AI models might nail medical exams but might not be qualified enough to give you the correct diagnosis in real life, say Harvard and Stanford researchers.
It is becoming increasingly popular to turn to artificial intelligence (AI) for health advice. A survey conducted by Virginia University revealed that 78% of respondents were open to using ChatGPT for self-diagnosis.
Apart from self-diagnosis using ChatGPT, AI models are projected to ease the work of healthcare professionals by removing the workload of taking medical histories and providing preliminary diagnoses based on the patient's symptoms.
Research by Silicon Valley medical startup Ansible Health showed that the viral chatbot can pass medical exams with high accuracy. ChatGPT has demonstrated good results in all three tests in the US Medical Licensing Exam without any specialized training or reinforcement.
On the other hand, the large language models are still struggling with the accurate diagnosis. In August, a study by the National Institutes of Health (NIH) found that while the popular AI tools are good at diagnosing genetic diseases from textbook-like descriptions, their accuracy drops significantly when analyzing patients' descriptions of their health.
That’s a crucial pain point, as navigating conversations about health is at the core of diagnosing patients. This was once again proved by a recent study from Harvard Medical School and Stanford University, with scientists creating a framework that tested how AI models perform in real-world situations at medical offices.
Passing a medical exam is not enough
Researchers tested four AI models, both commercial and open-source, using 2,000 clinical cases covering common primary care conditions and 12 medical specialties.
All models performed well on multiple-choice questions, which resembled medical exams. However, they showed a decline in results when handling open-ended responses and engaging in conversations similar to real-world interactions with patients.
"Our work reveals a striking paradox – while these AI models excel at medical board exams, they struggle with the basic back-and-forth of a doctor's visit," said study senior author Pranav Rajpurkar, assistant professor of biomedical informatics at Harvard Medical School.
Failing to accurately hear out the patients affected the AI’s ability to take medical histories and make correct diagnoses. For example, models often failed to ask the right questions, missed important details, and had trouble piecing together scattered information.
“The dynamic nature of medical conversations – the need to ask the right questions at the right time, to piece together scattered information, and to reason through symptoms – poses unique challenges that go far beyond answering multiple choice questions,” adds Rajpurkar.
The reason is straightforward. Researchers point out that developers typically evaluate AI model performance by having them answer multiple-choice medical questions. These questions are often taken from national exams for graduating medical students or certification tests for medical residents.
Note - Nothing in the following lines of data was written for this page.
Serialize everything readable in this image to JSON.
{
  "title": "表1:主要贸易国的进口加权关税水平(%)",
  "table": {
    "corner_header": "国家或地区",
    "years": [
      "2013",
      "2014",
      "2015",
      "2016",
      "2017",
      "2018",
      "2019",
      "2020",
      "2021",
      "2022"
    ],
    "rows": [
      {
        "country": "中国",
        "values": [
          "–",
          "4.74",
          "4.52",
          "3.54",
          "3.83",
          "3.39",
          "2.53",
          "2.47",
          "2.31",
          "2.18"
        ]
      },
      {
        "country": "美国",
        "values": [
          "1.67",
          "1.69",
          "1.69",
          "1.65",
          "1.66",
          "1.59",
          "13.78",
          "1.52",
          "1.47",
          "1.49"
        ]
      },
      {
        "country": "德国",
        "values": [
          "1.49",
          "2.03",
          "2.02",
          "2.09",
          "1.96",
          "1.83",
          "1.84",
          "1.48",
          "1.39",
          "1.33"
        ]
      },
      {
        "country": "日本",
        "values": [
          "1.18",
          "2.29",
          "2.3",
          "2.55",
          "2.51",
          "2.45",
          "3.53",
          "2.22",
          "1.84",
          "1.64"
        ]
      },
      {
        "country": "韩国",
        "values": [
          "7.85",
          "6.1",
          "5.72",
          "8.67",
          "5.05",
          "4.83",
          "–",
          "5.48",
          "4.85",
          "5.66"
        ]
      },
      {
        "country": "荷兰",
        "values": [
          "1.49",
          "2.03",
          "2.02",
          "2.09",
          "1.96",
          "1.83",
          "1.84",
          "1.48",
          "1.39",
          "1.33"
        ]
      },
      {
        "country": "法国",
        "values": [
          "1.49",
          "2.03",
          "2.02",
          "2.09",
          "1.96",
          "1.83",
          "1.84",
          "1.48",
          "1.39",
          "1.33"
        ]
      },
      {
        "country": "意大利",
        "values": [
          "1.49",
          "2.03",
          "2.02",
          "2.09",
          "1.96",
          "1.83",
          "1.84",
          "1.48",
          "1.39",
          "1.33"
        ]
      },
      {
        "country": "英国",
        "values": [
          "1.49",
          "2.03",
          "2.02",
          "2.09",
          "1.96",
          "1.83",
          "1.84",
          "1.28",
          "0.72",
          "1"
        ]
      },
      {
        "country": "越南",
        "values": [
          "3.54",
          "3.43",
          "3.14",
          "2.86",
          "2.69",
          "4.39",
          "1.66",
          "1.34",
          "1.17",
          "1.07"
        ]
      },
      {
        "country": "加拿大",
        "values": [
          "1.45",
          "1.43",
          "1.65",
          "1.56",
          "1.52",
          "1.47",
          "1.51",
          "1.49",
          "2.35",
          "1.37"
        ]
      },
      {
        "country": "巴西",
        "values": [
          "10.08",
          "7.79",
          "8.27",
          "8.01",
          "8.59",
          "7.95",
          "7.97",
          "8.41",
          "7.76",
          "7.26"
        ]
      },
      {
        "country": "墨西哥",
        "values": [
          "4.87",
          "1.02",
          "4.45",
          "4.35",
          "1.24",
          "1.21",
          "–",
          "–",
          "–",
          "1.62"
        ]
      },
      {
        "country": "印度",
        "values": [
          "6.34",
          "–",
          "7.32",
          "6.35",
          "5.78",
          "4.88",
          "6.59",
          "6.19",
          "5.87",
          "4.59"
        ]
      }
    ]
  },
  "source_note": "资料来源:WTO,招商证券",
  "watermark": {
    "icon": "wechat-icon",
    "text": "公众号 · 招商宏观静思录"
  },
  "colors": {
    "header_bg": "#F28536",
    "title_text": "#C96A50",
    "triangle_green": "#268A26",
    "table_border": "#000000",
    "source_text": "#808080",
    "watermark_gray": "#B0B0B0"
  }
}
“This approach assumes that all relevant information is presented clearly and concisely, often with medical terminology or buzzwords that simplify the diagnostic process, but in the real world, this process is far messier,” said study co-first author Shreya Johri.
Testing AI models for accuracy
The researchers designed an evaluation framework called CRAFT-MD (Conversational Reasoning Assessment Framework for Testing in Medicine) that should help simulate real-world medical conversations.
CRAFT-MD tests how well large-language models handle real-world interactions by evaluating their ability to gather details about symptoms, medications, and family history and make a diagnosis.
In this process, an AI agent acts as a patient, responding naturally to questions, while another AI agent grades the model's final diagnosis. Later, human experts review each interaction to assess the model's ability to collect relevant information, diagnose accurately with scattered details, and follow prompts.
How to improve AI’s performance in healthcare?
Based on their findings, published on January 2nd in Nature Medicine, the researchers advise AI developers and regulators to follow these guidelines to improve AI’s performance in the healthcare sector:
- Incorporate conversational, open-ended questions into the design, training, and testing of AI tools to better reflect unstructured doctor-patient interactions.
- Evaluate models based on their ability to ask relevant questions and extract critical information.
- Develop models that can track multiple conversations and synthesize information from them.
- Create AI systems capable of combining textual data (e.g., conversation notes) with non-textual data (e.g., images, EKGs).
- Design advanced AI agents that can interpret non-verbal cues, such as facial expressions, tone, and body language.